Have students look at the examples of Piet Mondrian paintings at left. Are their drawings similar? How Piet Mondrian would complete them? The next step in this lesson plan is the fun one - filling in the color! Students should try to paint as neatly as they can right up to their drawn lines but not over them! Piet Mondrian would fuss over a single painting for years. A perfectionist, he'd come back to an old painting and make tiny revisions. Students shouldn't approach their paintings recklessly; like Piet Mondrian, they should try to find balance and harmony between red, blue and yellow.

Let the paint dry. Then, with a broad-tipped black magic marker, go over the original drawn lines. Make the lines wider as necessary to cover gaps or over-runs in the painting process. When the magic marker is dry, display the completed artwork in ArtHouse. All children's art looks great in ArtHouse!

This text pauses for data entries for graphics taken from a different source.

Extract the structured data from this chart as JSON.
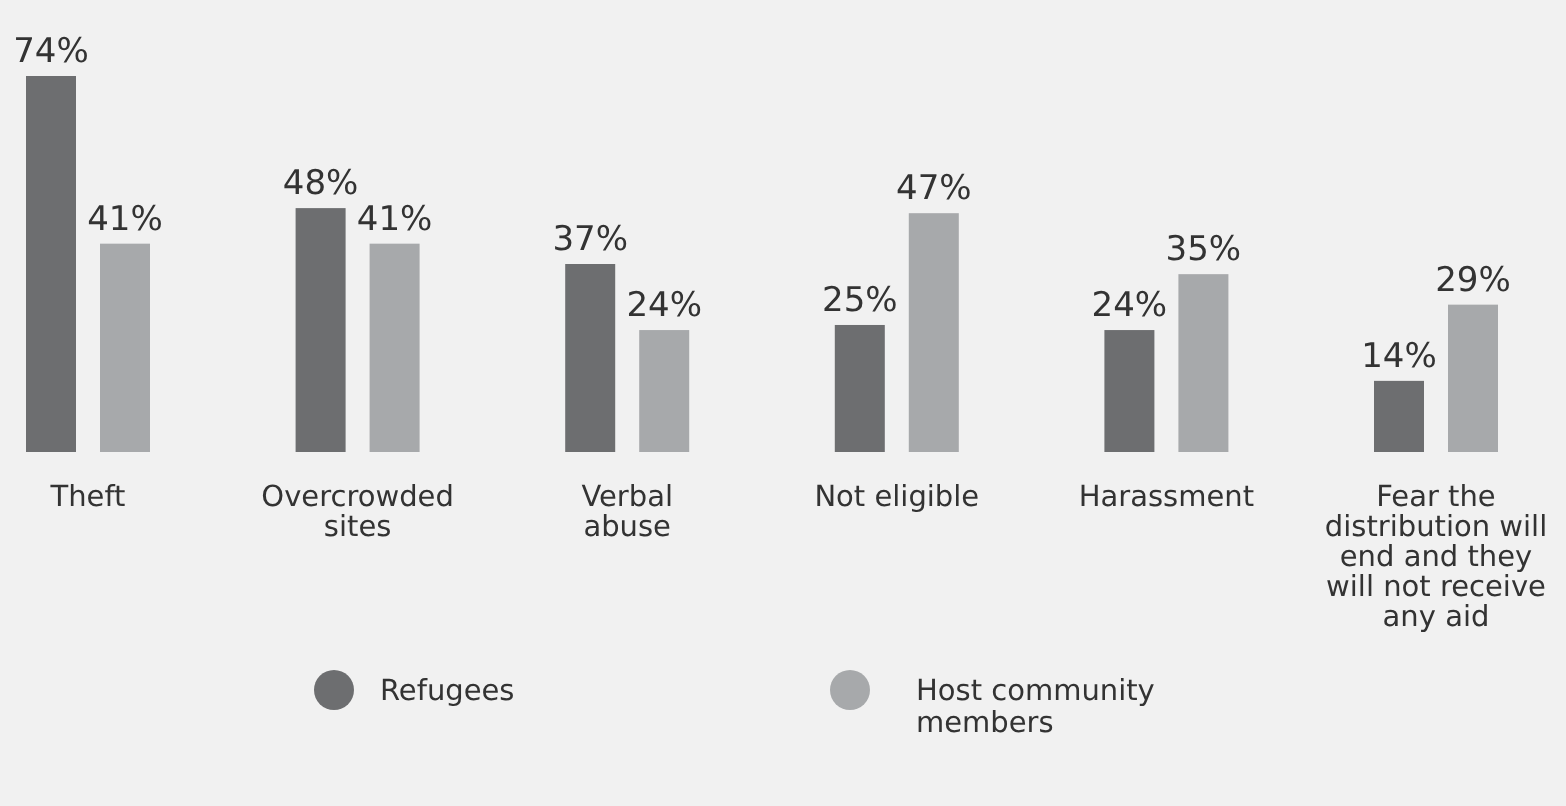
{
  "chart_data": {
    "type": "bar",
    "categories": [
      "Theft",
      "Overcrowded\nsites",
      "Verbal\nabuse",
      "Not eligible",
      "Harassment",
      "Fear the\ndistribution will\nend and they\nwill not receive\nany aid"
    ],
    "series": [
      {
        "name": "Refugees",
        "color": "#6d6e70",
        "values": [
          74,
          48,
          37,
          25,
          24,
          14
        ],
        "value_labels": [
          "74%",
          "48%",
          "37%",
          "25%",
          "24%",
          "14%"
        ]
      },
      {
        "name": "Host community\nmembers",
        "color": "#a7a9ab",
        "values": [
          41,
          41,
          24,
          47,
          35,
          29
        ],
        "value_labels": [
          "41%",
          "41%",
          "24%",
          "47%",
          "35%",
          "29%"
        ]
      }
    ],
    "legend": "bottom"
  }
}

Lesson Plan - A Few More Project Ideas:
You don't have to start with graph paper! Laying out Mondrian-style compositions without graph paper is excellent for developing skill with rulers and other basic drawing tools. You could take this opportunity to:
• introduce drafting triangles & t-squares,
• make parallel lines by sliding a triangle along a ruler's edge,
• show students how to make perpendicular lines with compass & ruler,
  (Swing arcs from two points along a line, & connect the intersections of the arcs.)
• verify a rectangle's adjacent sides are perpendicular by comparing diagonals across it,
• develop organization skills by entering areas & perimeters into tables or charts,
• take this opportunity to discuss ratios (e.g. aspect ratios),
• teach mapping concepts such as coordinates & borders.

Lesson Plan - Assessment:
Have students stand up and present their paintings, using the geometry vocabulary they've learned. ArtHouse is ideally suited for displaying student artwork for classroom presentations and discussions. Follow up on the geometry lesson with a quiz, so you can have measurable results.